Bisnis.com, JAKARTA -- Badan Penyelenggara Jaminan Sosial (BPJS) Kesehatan mencatat aset neto dana jaminan sosial kesehatan per November 2021 mencapai Rp37,92 triliun.
Direktur Utama BPJS Kesehatan Ali Ghufron Mukti mengatakan, capaian aset neto tersebut menunjukkan kondisi keuangan dana jaminan sosial berada dalam kondisi sehat dibandingkan kondisi tahun-tahun sebelumnya yang mengalami defisit cukup besar.
"Kalau kita lihat posisi 2019 defisit itu Rp51 triliun, akhir Desember defisit aset netonya Rp5,69 triliun. Baru pertama kali ini di dalam sejarah BPJS Kesehatan itu bisa capai aset neto Rp30 triliun lebih," ujar Ghufron dalam Public Expose: Kaleidoskop 2021 dan Outlook 2022 BPJS Kesehatan, Kamis (30/12/2021).
Posisi aset bersih per 30 November 2021 senilai Rp37,92 triliun tersebut, kata Ghufron, mampu memenuhi 4 bulan estimasi pembayaran klaim ke depan. Posisi tersebut telah melampaui ketentuan minimum yang ditetapkan dalam Peraturan Pemerintah Nomor 84 Tahun 2015.
Dalam Pasal 37 ayat (1) PP Nomor 84 Tahun 2015 disebutkan bahwa kesehatan keuangan aset DJS diukur berdasarkan aset bersih dengan ketentuan: pertama, paling sedikit harus mencukupi estimasi pembayaran klaim untuk 1,5 bulan ke depan, dan kedua, paling banyak sebesar estimasi pembayaran klaim untuk 6 bulan ke depan.
"Aset neto ini kurang lebih bisa untuk antispasi klaim 4 bulan. Artinya, sehat tapi belum berlebihan sehatnya itu," kata Ghufron.
Baca Juga
Meski mencatatkan surplus aset neto, Ghufron menilai kondisi keuangan lembaganya belum aman karena akan sangat bergantung pada situasi pandemi Covid-19, penyesuaian tarif, kerja manajemen, dan lainnya. Pihaknya tengah melakukan sejumlah simulasi untuk mengantisipasi perkembangan kondisi ke depan.

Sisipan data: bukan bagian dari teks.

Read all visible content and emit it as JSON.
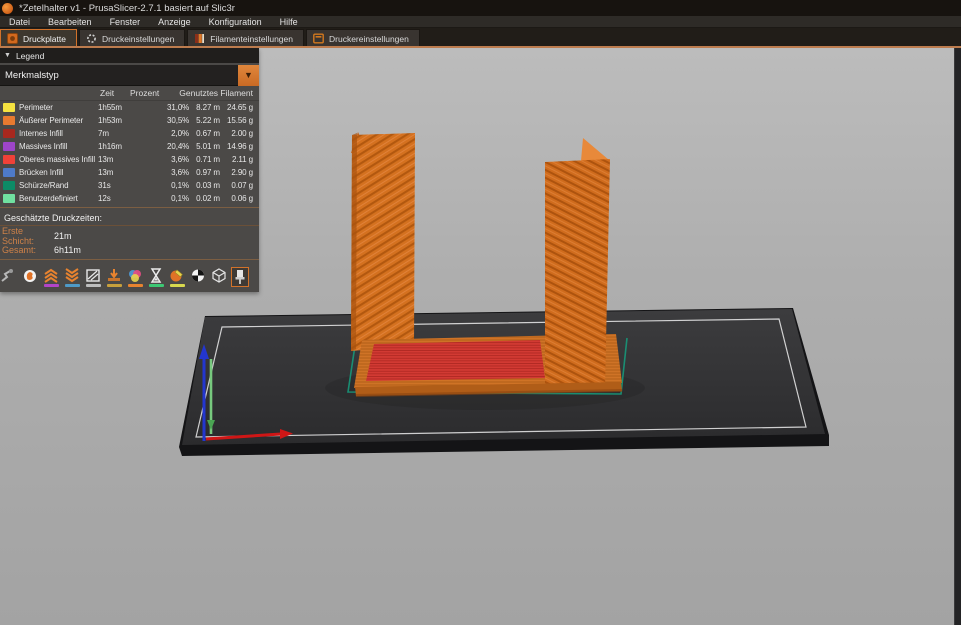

"Yang jelas sekarang ini kondisi kesehatan keuangan BPJS Kesehatan makin baik dan kami ingin kinerja lebih baik lagi," katanya.
Wakil Ketua Komisi IX DPR RI Emanuel Melkiades Laka Lena mengatakan, isu terkait defisit pembiayaan kesehatan dari waktu ke waktu harus terus diperbaiki. Menurutnya, pandemi Covid-19 ini telah membuat isu pembiayaan kesehatan sedikit longgar dan ini bisa menjadi waktu yang tepat untuk memperbaiki isu pembiayaan kesehatan.
"Ada skema-skema tertentu yang dapat dilakukan dalam rangka membantu pemerintah, Kementerian Keuangan, Kementerian Kesehatan, dan BPJS Kesehatan agar mempunyai ruang pendanaan yang longgar atau memadai untuk mengurus orang miskin yang perlu dibantu. Ini menjadi perhatian kami di Komisi IX bersama Komisi XI, kami ingin mendorong bisa dilakukan proses untuk membuat kita bisa memberikan dukungan pembiayaan kesehatan di BPJS," katanya.
Sementara itu, Pengamat Jaminan Sosial Chazali Situmorang menilai surplus dana jaminan sosial harus dapat dioptimalkan untuk kepentingan pelayanan. Dana tersebut baiknya diamankan dalam bentuk investasi, salah satunya melalui investasi di instrumen surat berharga negara (SBN).
"Aset dana jaminan sosial dioptimalkan sebisa mungkin melalui instrumen SBN. Harus diamankan dalam rangka investasi, di satu sisi ini membantu keuangan negara dengan dimasukkan ke dalam SBN dan di sisi lain ini merupakan akuntabilitas penempatan dana pada instrumen investasi yang tidak berisiko karena sebesar-besarnya untuk kepentingan masyarakat," kata Chazali.